Les artisans et artistes ont démontré pendant plus de deux siècles toute l’étendue de leur savoir-faire en ornant les palais, patios, fontaines et jardins de l’Alhambra.
Ils nous éblouissent encore aujourd’hui que ce soit à travers une dentelle de pierre, un travail très fin du marbre, l’agencement de leurs "azulejos", un placage de métal sur une porte ou leur excellence en matière de marqueterie.

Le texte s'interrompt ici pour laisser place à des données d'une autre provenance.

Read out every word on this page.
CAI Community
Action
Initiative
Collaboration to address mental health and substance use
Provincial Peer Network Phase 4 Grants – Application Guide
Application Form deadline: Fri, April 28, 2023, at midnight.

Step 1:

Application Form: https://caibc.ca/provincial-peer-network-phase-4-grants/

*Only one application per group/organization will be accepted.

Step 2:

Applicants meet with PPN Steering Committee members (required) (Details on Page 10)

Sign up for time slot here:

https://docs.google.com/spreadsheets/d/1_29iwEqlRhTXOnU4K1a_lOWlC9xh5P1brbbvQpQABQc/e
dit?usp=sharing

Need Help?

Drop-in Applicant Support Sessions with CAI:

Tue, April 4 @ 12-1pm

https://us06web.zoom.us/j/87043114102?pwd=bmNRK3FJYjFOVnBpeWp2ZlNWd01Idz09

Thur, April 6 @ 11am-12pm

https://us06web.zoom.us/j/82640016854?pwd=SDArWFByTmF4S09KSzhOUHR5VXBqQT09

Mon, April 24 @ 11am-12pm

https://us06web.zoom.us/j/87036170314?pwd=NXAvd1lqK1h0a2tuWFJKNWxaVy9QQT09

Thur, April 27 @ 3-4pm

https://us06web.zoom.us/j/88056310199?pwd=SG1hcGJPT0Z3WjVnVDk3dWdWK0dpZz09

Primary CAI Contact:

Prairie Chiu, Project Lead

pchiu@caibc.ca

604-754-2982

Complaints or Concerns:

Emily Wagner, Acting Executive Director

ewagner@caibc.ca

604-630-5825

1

Les Nasrides ont entre autres porté l’art du stuc, très présent dans le monde islamique, à son apogée : "L’Alhambra de Grenade [est] un ensemble monumental splendide et riche d’une grande variété de motifs minuscules. Le travail au moule permet en effet une grande minutie dans les œuvres et l’enchevêtrement des motifs : on parvient à une alternance parfaite de thèmes répartis sur deux profondeurs de taille, regroupés au niveau inférieur avec des jeux d’entrelacs et d’arabesques végétales stylisées (piments, glands, artichauts, jasmins...) et au niveau supérieur avec des galons décoratifs, des motifs géométriques et des épigraphes (cursive et coufique)", rapporte le site Qantara, expert du monde méditerranéen.

La chute en 1492

Mais la situation politique du royaume s’aggrave, en raison de luttes internes et de menaces extérieures. Le royaume nasride ne peut résister à la pression toujours plus forte du royaume chrétien : les dernières villes musulmanes tombent les unes après les autres : Ronda (1485), Málaga (1487), Baza (1489), Almería et Guadix (1489).
Le 2 janvier 1492, Boabdil, dernier roi Nasride, remet les clés de Grenade aux Rois catholiques, Isabelle de Castille et Ferdinand d’Aragon.